# Sentiment Analysis using Keras

Keras is a high-level neural networks API, capable of running on top of Tensorflow, Theano, and CNTK. It enables fast experimentation through a high level, user-friendly, modular and extensible API. Keras can also be run on both CPU and GPU.

    
Keras provides seven different datasets, which can be loaded in using Keras directly. These include image datasets as well as a house price and a movie review datasets. In this notebook, we will use a pre-processed version of IMDB dataset described in the previous sections. 

### Load the data

In [None]:
#download the data
import keras
from keras.datasets import imdb 
top_words = 5000 
(X_train, y_train), (X_test, y_test) = imdb.load_data(num_words=top_words)

The code above does a couple of things at once:

    It downloads the data
    It downloads the first 5000 top words for each review
    It splits the data into a test and a training set.

In [None]:
print(len(X_train), 'training examples')
print(len(X_test), 'test examples')

In [None]:
#reduce the size of the dataset
X_train = X_train[:10000]
y_train = y_train[:10000]

X_test = X_test[:10000]
y_test = y_test[:10000]

In [None]:
print("\nOne example of traning:")
print(X_train[0])

If you look at the data you will realize it has been already pre-processed. All words have been mapped to integers.

Let's see the corresponding text for this example:

In [None]:
#reverse lookup
INDEX_FROM = 3
word_to_id = keras.datasets.imdb.get_word_index()
word_to_id = {k:(v+INDEX_FROM) for k,v in word_to_id.items()}
word_to_id["<PAD>"] = 0
word_to_id["<START>"] = 1
word_to_id["<UNK>"] = 2
id_to_word = {value:key for key,value in word_to_id.items()}
print(' '.join(id_to_word[id] for id in X_train[0] ))

### Preprocess the data

Since the reviews differ heavily in terms of lengths we want to trim each review to its first 500 words. We need to have text samples of the same length in order to feed them into our neural network. If reviews are shorter than 500 words we will pad them with zeros. Keras being super nice, offers a set of preprocessing routines that can do this for us easily. 

In [None]:
# Truncate and pad the review sequences 
from keras.preprocessing import sequence 
max_review_length = 500 
X_train = sequence.pad_sequences(X_train, maxlen=max_review_length) 
X_test = sequence.pad_sequences(X_test, maxlen=max_review_length) 

In [None]:
X_test[0]

### Build the model

Surprisingly we are already done with the data preparation and can already start to build our model. 

In [None]:
from keras.models import Sequential
from keras.layers import Embedding, LSTM, Dense
import numpy as np
# Build the model 
embedding_vector_length = 32 
model = Sequential() 
model.add(Embedding(top_words, embedding_vector_length, input_length=max_review_length)) 
model.add(LSTM(100)) 
model.add(Dense(1, activation='sigmoid')) 
model.compile(loss='binary_crossentropy',optimizer='adam', metrics=['accuracy']) 
print(model.summary()) 

### Train the model

To train the model we simply call the fit function,supply it with the training data and also tell it which data it can use for validation. That is really useful because we have everything in one call.
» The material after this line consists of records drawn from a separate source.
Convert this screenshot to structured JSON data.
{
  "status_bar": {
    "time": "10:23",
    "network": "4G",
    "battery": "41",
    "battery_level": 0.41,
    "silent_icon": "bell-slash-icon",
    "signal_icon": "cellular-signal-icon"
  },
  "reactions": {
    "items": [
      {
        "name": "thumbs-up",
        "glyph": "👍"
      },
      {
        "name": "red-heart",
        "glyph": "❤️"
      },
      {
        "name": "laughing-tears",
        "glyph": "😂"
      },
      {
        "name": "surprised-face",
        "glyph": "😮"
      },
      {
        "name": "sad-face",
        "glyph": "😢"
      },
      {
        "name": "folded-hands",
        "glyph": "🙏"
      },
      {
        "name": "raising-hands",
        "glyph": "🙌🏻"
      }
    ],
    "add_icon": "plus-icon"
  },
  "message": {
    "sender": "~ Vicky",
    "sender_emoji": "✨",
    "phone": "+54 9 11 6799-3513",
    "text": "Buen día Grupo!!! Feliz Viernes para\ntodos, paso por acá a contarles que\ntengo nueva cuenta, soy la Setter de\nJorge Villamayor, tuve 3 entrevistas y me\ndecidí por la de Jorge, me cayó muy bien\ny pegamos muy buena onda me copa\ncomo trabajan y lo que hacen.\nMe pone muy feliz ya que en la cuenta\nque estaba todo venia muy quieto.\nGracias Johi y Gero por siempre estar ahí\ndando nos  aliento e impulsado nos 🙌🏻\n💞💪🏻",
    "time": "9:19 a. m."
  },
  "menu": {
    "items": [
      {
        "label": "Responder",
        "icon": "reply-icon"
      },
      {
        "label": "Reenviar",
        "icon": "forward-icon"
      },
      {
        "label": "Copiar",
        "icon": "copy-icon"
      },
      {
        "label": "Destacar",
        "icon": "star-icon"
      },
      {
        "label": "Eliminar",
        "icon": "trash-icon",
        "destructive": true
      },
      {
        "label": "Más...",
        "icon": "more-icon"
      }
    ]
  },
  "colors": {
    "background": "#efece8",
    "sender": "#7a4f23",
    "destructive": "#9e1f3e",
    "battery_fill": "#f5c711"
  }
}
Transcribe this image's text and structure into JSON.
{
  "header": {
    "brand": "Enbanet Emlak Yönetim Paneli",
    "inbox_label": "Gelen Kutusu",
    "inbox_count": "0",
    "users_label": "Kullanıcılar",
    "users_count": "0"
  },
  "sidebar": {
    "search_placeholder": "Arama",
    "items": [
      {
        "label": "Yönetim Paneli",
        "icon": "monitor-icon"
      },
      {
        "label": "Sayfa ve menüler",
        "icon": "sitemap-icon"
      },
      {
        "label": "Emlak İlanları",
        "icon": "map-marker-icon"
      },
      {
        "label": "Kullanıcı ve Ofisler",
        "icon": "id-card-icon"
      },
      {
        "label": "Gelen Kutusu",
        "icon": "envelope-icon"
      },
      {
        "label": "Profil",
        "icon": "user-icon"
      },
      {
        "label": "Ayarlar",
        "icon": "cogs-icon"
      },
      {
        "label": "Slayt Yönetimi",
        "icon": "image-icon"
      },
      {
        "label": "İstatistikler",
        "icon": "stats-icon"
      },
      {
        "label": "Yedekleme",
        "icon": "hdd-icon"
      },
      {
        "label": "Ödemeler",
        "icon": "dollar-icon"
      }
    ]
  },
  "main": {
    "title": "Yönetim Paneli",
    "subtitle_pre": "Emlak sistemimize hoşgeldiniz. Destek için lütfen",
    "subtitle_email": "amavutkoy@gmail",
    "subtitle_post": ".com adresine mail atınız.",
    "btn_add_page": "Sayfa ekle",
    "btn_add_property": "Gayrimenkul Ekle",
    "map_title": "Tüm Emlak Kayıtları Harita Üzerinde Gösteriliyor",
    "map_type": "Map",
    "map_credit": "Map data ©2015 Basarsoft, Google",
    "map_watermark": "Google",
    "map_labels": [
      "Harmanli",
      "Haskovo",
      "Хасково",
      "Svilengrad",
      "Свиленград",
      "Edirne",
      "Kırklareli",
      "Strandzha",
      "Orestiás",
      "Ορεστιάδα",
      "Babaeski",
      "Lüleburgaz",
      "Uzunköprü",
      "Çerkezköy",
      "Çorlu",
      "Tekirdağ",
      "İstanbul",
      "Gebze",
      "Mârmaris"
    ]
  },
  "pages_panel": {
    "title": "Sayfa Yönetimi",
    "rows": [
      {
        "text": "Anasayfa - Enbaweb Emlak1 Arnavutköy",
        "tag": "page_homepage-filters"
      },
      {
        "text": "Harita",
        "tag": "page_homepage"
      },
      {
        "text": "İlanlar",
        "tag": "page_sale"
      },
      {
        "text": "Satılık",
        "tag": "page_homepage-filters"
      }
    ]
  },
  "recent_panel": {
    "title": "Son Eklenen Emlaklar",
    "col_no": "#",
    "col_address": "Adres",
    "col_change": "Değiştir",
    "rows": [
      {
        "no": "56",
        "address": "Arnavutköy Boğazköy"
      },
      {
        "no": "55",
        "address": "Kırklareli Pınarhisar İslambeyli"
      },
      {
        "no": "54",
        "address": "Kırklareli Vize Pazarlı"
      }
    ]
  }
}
The training of the model might take a while, especially when you are only running it on the CPU instead of the GPU. When the model training happens, what you want to observe is the loss function, it should constantly be going down, this shows that the model is improving. We will make the model see the dataset 3 times, defined by the epochs parameter. The batch size defines how many samples the model will see at once - in our case 64 reviews

In [None]:
history = model.fit(X_train, y_train, validation_data=(X_test, y_test), nb_epoch=4, batch_size=64) 

We can visualize our training and testing accuracy and loss for each epoch so we can get intuition about the performance of our model.

In [None]:
import matplotlib.pyplot as plt

plt.plot(history.history['acc'], label='training accuracy')
plt.plot(history.history['val_acc'], label='testing accuracy')
plt.title('Accuracy')
plt.xlabel('epochs')
plt.ylabel('accuracy')
plt.legend()

In [None]:
plt.plot(history.history['loss'], label='training loss')
plt.plot(history.history['val_loss'], label='testing loss')
plt.title('Loss')
plt.xlabel('epochs')
plt.ylabel('loss')
plt.legend()

### Test the model

Once we have finished training the model we can easily test its accuracy. Keras provides a very handy function to do that:

In [None]:
scores = model.evaluate(X_test, y_test, verbose=0) 
print("Accuracy: %.2f%%" % (scores[1]*100))

### Prediction

Of course at the end we want to use our model in an application. So we want to use it to create predictions. In order to do so we need to translate our sentence into the corresponding word integers and then pad it to match our data. We can then feed it into our model and see if how it thinks we liked or disliked the movie.

In [None]:
#predict sentiment from reviews
bad = "this movie was terrible and bad"
good = "i really liked the movie and had fun"
for review in [good,bad]:
    tmp = []
    for word in review.split(" "):
        tmp.append(word_to_id[word])
    tmp_padded = sequence.pad_sequences([tmp], maxlen=max_review_length) 
    print("%s. Sentiment: %s" % (review,model.predict(np.array([tmp_padded][0]))[0][0]))